Mutations to certain amino acid residues in PP1 can reduce or eliminate PP1 function. These include Asn-124 and His-248 that are involved in metal binding, Arg-96 and Arg-221 that are involved in phosphosubstrate binding, and Asp-95 and Asp-208 that are both located in the active site (7). Mutations at these residues resulted in large loss of enzyme activity and thus are likely to play an important role in the functioning of the PP1 protein (7).

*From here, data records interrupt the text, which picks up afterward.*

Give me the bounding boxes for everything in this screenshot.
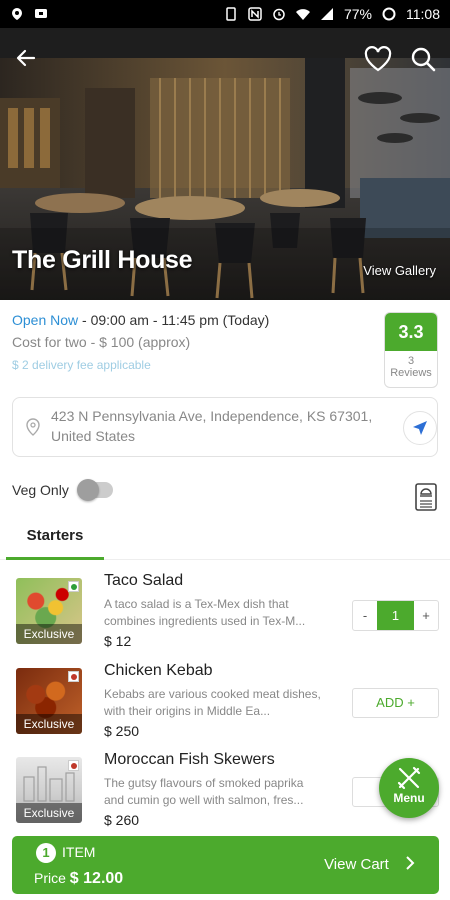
open-now-status: Open Now <box>12 312 79 328</box>
item-name: Moroccan Fish Skewers <box>104 751 275 768</box>
non-veg-marker-icon <box>68 760 79 771</box>
reviews-label: Reviews <box>390 367 432 379</box>
cart-item-label: ITEM <box>62 844 96 860</box>
restaurant-info: Open Now - 09:00 am - 11:45 pm (Today) C… <box>0 300 450 390</box>
chicken-kebab-thumbnail: Exclusive <box>16 668 82 734</box>
wifi-icon <box>295 9 310 20</box>
item-name: Taco Salad <box>104 572 184 589</box>
cart-price-prefix: Price <box>34 870 66 886</box>
view-cart-button[interactable]: View Cart <box>324 856 417 873</box>
item-description: A taco salad is a Tex-Mex dish that comb… <box>104 597 306 628</box>
view-cart-label: View Cart <box>324 856 389 873</box>
item-description: The gutsy flavours of smoked paprika and… <box>104 776 304 807</box>
veg-only-toggle[interactable] <box>76 479 113 501</box>
alarm-icon <box>273 8 285 21</box>
moroccan-fish-skewers-thumbnail: Exclusive <box>16 757 82 823</box>
menu-book-icon[interactable] <box>414 482 438 512</box>
message-icon <box>35 9 47 18</box>
address-text: 423 N Pennsylvania Ave, Independence, KS… <box>51 408 373 444</box>
veg-only-label: Veg Only <box>12 482 69 498</box>
delivery-fee-note: $ 2 delivery fee applicable <box>12 358 151 372</box>
favorite-heart-icon[interactable] <box>364 46 392 72</box>
status-bar: 77% 11:08 <box>0 0 450 28</box>
navigate-button[interactable] <box>403 411 437 445</box>
battery-icon <box>382 7 396 21</box>
clock-time: 11:08 <box>406 6 440 22</box>
view-cart-bar[interactable]: 1 ITEM Price $ 12.00 View Cart <box>12 836 439 894</box>
cost-for-two: Cost for two - $ 100 (approx) <box>12 334 191 350</box>
tab-starters[interactable]: Starters <box>6 516 104 560</box>
menu-fab-button[interactable]: Menu <box>379 758 439 818</box>
category-tabs: Starters <box>0 516 450 560</box>
rating-badge[interactable]: 3.3 3 Reviews <box>384 312 438 388</box>
veg-only-filter: Veg Only <box>12 479 113 501</box>
restaurant-hero-image: The Grill House View Gallery <box>0 28 450 300</box>
opening-hours: Open Now - 09:00 am - 11:45 pm (Today) <box>12 312 438 328</box>
menu-item: Exclusive Chicken Kebab Kebabs are vario… <box>0 660 450 748</box>
rating-score: 3.3 <box>385 313 437 351</box>
add-to-cart-button[interactable]: ADD + <box>352 688 439 718</box>
item-name: Chicken Kebab <box>104 662 213 679</box>
exclusive-badge: Exclusive <box>16 624 82 644</box>
hours-text: - 09:00 am - 11:45 pm (Today) <box>78 312 270 328</box>
location-pin-icon <box>12 8 22 20</box>
address-card: 423 N Pennsylvania Ave, Independence, KS… <box>12 397 438 457</box>
taco-salad-thumbnail: Exclusive <box>16 578 82 644</box>
quantity-stepper: - 1 + <box>352 600 439 631</box>
signal-icon <box>320 8 333 20</box>
item-price: $ 12 <box>104 633 132 649</box>
exclusive-badge: Exclusive <box>16 714 82 734</box>
view-gallery-link[interactable]: View Gallery <box>363 263 436 278</box>
veg-marker-icon <box>68 581 79 592</box>
non-veg-marker-icon <box>68 671 79 682</box>
increase-quantity-button[interactable]: + <box>414 601 438 630</box>
back-arrow-icon[interactable] <box>14 46 38 70</box>
review-count: 3 <box>407 355 415 367</box>
search-icon[interactable] <box>410 46 436 72</box>
quantity-value: 1 <box>377 601 414 630</box>
restaurant-name: The Grill House <box>12 246 193 274</box>
item-price: $ 260 <box>104 812 140 828</box>
decrease-quantity-button[interactable]: - <box>353 601 377 630</box>
menu-fab-label: Menu <box>393 791 425 805</box>
cart-item-count: 1 <box>36 843 56 863</box>
cart-price: Price $ 12.00 <box>34 870 123 888</box>
exclusive-badge: Exclusive <box>16 803 82 823</box>
item-description: Kebabs are various cooked meat dishes, w… <box>104 687 321 718</box>
fork-knife-icon <box>397 766 421 790</box>
navigation-arrow-icon <box>413 421 427 435</box>
nfc-icon <box>248 7 262 21</box>
battery-percent: 77% <box>343 6 372 22</box>
location-pin-icon <box>26 418 40 436</box>
vibrate-icon <box>226 7 236 21</box>
menu-item: Exclusive Taco Salad A taco salad is a T… <box>0 570 450 658</box>
item-price: $ 250 <box>104 723 140 739</box>
cart-price-value: $ 12.00 <box>69 870 124 887</box>
chevron-right-icon <box>406 856 415 870</box>
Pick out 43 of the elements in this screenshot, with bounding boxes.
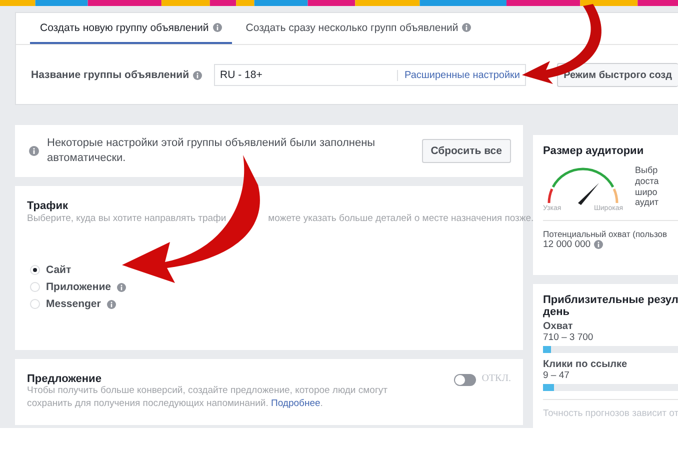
field-value: RU - 18+ xyxy=(220,69,262,81)
section-title: Трафик xyxy=(27,200,70,212)
toggle-label: ОТКЛ. xyxy=(482,373,511,384)
metric-range: 9 – 47 xyxy=(543,370,570,381)
card-title: день xyxy=(543,306,571,318)
info-icon xyxy=(193,70,202,80)
tab[interactable]: Создать сразу несколько групп объявлений xyxy=(236,13,482,44)
forecast-note: Точность прогнозов зависит от xyxy=(543,408,678,419)
metric-range: 710 – 3 700 xyxy=(543,332,594,343)
notice-text: Некоторые настройки этой группы объявлений были заполнены автоматически. xyxy=(47,136,376,166)
audience-text: доста xyxy=(635,176,659,187)
toggle-switch[interactable] xyxy=(454,374,476,386)
audience-text: широ xyxy=(635,186,658,198)
learn-more-link[interactable]: Подробнее xyxy=(271,398,320,409)
radio-button[interactable] xyxy=(30,265,40,275)
reach-value: 12 000 000 xyxy=(543,239,591,250)
reach-label: Потенциальный охват (пользов xyxy=(543,229,668,239)
info-icon xyxy=(212,23,222,32)
info-icon xyxy=(117,282,126,292)
info-icon xyxy=(29,146,39,156)
info-icon xyxy=(594,240,603,249)
reset-button[interactable]: Сбросить все xyxy=(422,139,511,163)
audience-text: Выбр xyxy=(635,165,659,176)
section-description: Чтобы получить больше конверсий, создайте предложение, которое люди смогут сохранить для получения последующих напоминаний. Подробнее. xyxy=(27,385,389,411)
metric-label: Клики по ссылке xyxy=(543,359,628,370)
card-title: Приблизительные резул xyxy=(543,294,678,306)
field-label: Название группы объявлений xyxy=(31,69,190,81)
option-label: Сайт xyxy=(46,264,72,276)
section-description: можете указать больше деталей о месте назначения позже. xyxy=(268,213,534,224)
advanced-settings-link[interactable]: Расширенные настройки xyxy=(397,70,520,80)
section-title: Предложение xyxy=(27,373,102,385)
option-label: Messenger xyxy=(46,298,101,310)
section-description: Выберите, куда вы хотите направлять трафи xyxy=(27,213,226,224)
info-icon xyxy=(462,23,472,32)
audience-text: аудит xyxy=(635,197,659,208)
tab[interactable]: Создать новую группу объявлений xyxy=(30,13,232,44)
info-icon xyxy=(106,300,116,308)
option-label: Приложение xyxy=(46,281,112,293)
radio-button[interactable] xyxy=(30,282,40,292)
metric-label: Охват xyxy=(543,321,574,332)
radio-button[interactable] xyxy=(30,299,40,309)
name-input-field[interactable]: RU - 18+ Расширенные настройки xyxy=(214,64,526,86)
card-title: Размер аудитории xyxy=(543,145,645,157)
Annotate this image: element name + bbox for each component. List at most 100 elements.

The connection between PP1 structure and function can largely be seen in the catalytic mechanism of the protein, which displays how the active site structure and amino acids contribute to the function of PP1 as a serine/threonine phosphatase. Catalysis in PP1 involves nucleophilic attack on a phosphosubstrate by a metal-activated water molecule (7). Asn-124, His-248, Asp-92, His-66, and Asp-64 act in binding the metal ions used for the activation of water (7). His-125 acts as a general acid that protonates the leaving group serine or threonine (7). Asp-95 in the active site has a carboxyl group that hydrogen bonds with a nitrogen in the His-125 and thus confines and stabilizes its protonated state (7). Arg-96, Asn-124 and Arg-221 bind to phosphosubstrate oxygens and help in substrate binding and stabilization of a pentacoordinate transition state and Asp-208 helps maintain the Arg-221 conformation (7). Thus the specific amino acids and their arrangement in the active site are key to the phosphatase function of PP1. Additionally, the acidic groove residues of the PP1 catalytic subunit may influence substrate specificity of the protein (7).